The Hawaiʻi Rainbow Wāhine basketball team represents the University of Hawaiʻi at Mānoa. They are currently coached by Laura Beeman. The team plays its home games at the Stan Sheriff Center.

=== Women's volleyball ===

The Hawaiʻi Rainbow Wāhine volleyball team represents the University of Hawaiʻi at Mānoa in NCAA Division I college volleyball and play their home games at the Stan Sheriff Center. They are currently coached by Joshua Walker. The team is one of the most successful women's volleyball programs in the country having won 4 national championships (3 NCAA, 1 AIAW). The Rainbow Wāhine volleyball team has made the NCAA tournament every year since 1993.

=== Women's beach volleyball ===

The Hawaiʻi Rainbow Wāhine beach volleyball team, also known as the Hawaiʻi "Beach Bows", is the NCAA Division I beach volleyball team at the University of Hawaiʻi at Mānoa.

=== Softball ===

The Hawaiʻi Rainbow Wāhine softball team is the NCAA Division I college softball team for the University of Hawaiʻi at Mānoa. They are currently coached by Bob Coolen. The team has made one appearance in the Women's College World Series in 2010.

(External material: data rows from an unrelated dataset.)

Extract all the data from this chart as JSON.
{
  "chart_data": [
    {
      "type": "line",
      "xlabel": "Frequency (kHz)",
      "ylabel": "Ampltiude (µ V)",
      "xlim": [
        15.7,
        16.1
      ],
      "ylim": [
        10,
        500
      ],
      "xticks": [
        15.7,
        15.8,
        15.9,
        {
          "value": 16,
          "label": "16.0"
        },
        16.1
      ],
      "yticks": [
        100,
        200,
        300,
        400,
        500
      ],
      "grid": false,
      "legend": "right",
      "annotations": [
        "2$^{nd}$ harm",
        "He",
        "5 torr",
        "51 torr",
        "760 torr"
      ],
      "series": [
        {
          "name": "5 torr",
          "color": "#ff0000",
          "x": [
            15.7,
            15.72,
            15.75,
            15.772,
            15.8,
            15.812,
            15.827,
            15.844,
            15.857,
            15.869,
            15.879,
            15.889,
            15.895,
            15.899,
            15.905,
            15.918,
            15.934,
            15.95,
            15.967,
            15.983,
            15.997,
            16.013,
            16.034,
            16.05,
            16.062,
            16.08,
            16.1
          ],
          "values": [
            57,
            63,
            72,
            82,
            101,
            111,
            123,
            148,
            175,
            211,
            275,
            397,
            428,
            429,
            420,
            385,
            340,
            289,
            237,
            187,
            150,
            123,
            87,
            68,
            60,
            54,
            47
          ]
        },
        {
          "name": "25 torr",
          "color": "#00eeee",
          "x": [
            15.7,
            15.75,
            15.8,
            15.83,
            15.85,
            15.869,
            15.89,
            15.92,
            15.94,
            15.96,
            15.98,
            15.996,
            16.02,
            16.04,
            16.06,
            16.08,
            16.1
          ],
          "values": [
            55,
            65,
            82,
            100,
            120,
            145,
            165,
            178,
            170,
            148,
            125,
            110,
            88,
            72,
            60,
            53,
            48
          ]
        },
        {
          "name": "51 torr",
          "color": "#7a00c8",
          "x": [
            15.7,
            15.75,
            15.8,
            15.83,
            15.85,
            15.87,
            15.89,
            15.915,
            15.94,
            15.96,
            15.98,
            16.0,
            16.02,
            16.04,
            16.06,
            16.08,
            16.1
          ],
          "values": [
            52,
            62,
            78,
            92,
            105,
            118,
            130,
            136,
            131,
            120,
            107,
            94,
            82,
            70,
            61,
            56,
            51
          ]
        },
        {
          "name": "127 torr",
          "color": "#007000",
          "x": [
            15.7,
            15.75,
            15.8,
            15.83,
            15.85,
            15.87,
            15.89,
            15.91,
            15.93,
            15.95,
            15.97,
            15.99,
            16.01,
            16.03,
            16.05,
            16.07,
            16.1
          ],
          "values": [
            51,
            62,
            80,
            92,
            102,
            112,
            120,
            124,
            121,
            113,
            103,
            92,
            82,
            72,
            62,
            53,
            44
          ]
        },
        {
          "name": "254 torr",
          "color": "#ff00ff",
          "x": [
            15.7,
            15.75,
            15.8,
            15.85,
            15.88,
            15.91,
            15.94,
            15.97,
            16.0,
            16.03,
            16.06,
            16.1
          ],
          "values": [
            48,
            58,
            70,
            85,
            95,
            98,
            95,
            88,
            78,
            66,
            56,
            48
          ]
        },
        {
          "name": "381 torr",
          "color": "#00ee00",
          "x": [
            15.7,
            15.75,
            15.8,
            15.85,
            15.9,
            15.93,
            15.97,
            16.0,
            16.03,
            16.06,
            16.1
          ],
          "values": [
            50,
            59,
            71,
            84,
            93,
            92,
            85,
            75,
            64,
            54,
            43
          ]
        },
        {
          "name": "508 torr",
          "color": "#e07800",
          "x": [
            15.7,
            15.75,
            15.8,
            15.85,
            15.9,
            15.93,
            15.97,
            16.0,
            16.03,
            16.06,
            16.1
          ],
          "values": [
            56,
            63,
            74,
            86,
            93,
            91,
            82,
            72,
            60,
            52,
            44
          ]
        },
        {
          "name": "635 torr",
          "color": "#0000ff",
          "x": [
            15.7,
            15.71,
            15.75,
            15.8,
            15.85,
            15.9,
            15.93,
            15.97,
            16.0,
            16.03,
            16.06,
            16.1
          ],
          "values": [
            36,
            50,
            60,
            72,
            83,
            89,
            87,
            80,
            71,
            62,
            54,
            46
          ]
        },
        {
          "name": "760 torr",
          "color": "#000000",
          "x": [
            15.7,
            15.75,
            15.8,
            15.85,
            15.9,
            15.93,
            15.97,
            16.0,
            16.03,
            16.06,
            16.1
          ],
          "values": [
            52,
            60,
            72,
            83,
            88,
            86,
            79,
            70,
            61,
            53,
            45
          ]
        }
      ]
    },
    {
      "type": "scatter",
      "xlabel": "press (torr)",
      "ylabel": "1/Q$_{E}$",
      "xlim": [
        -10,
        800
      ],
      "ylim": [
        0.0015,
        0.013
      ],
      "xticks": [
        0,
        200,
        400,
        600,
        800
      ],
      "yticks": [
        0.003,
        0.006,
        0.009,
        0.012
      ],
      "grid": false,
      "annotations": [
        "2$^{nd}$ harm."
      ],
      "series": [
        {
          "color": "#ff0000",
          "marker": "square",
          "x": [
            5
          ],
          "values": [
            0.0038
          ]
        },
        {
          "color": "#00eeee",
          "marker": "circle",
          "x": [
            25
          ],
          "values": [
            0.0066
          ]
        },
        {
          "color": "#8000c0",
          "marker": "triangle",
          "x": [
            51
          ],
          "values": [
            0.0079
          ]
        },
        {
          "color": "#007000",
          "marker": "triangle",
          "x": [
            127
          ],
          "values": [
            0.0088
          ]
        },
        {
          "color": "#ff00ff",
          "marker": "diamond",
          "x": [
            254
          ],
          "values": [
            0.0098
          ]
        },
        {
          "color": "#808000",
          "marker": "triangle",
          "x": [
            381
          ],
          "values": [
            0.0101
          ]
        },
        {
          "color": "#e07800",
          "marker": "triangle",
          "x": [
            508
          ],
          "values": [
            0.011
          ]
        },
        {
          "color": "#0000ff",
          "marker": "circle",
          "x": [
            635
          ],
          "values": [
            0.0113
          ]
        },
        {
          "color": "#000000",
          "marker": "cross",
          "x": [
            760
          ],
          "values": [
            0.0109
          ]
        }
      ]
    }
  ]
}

== National Championships ==

=== NCAA team championships ===
Hawai'i has won 6 NCAA team national championships.

- Men's (3):

- Volleyball: 2002^{1}, 2021, 2022, 2026

- Women's (3):

- Volleyball: 1982, 1983, 1987
^{1} Vacated by NCAA

=== Non NCAA team championships ===

- Women's (2):

- Volleyball: 1979
- Women's Sailing: 2001

== Traditions ==

=== School colors ===
The school colors for the Hawaiʻi Rainbow Warriors and Rainbow Wāhine are green, white, black and silver. The white and green colors were chosen by the wives of the faculty. In 2000, a new athletics logo was created that included black and silver, so those colors are now also used by the athletics department.

== In film ==
The creation of the first Rainbow Wāhine teams at the University of Hawaiʻi is the subject of the documentary film Rise of the Wahine, directed by Dean Kaneshiro. Rise of the Wāhine features the struggles of these first women's teams after the passing of Title IX and the film highlights the roles of coaches Alan Kang and Dave Shoji, first female Athletic Director Dr. Donnis Thompson, Patsy Mink, and first-teams volleyball players Beth McLachlin, Marilyn Moniz-Kaho`ohanonaho, Joyce Kapua`ala, and Joey Akeo.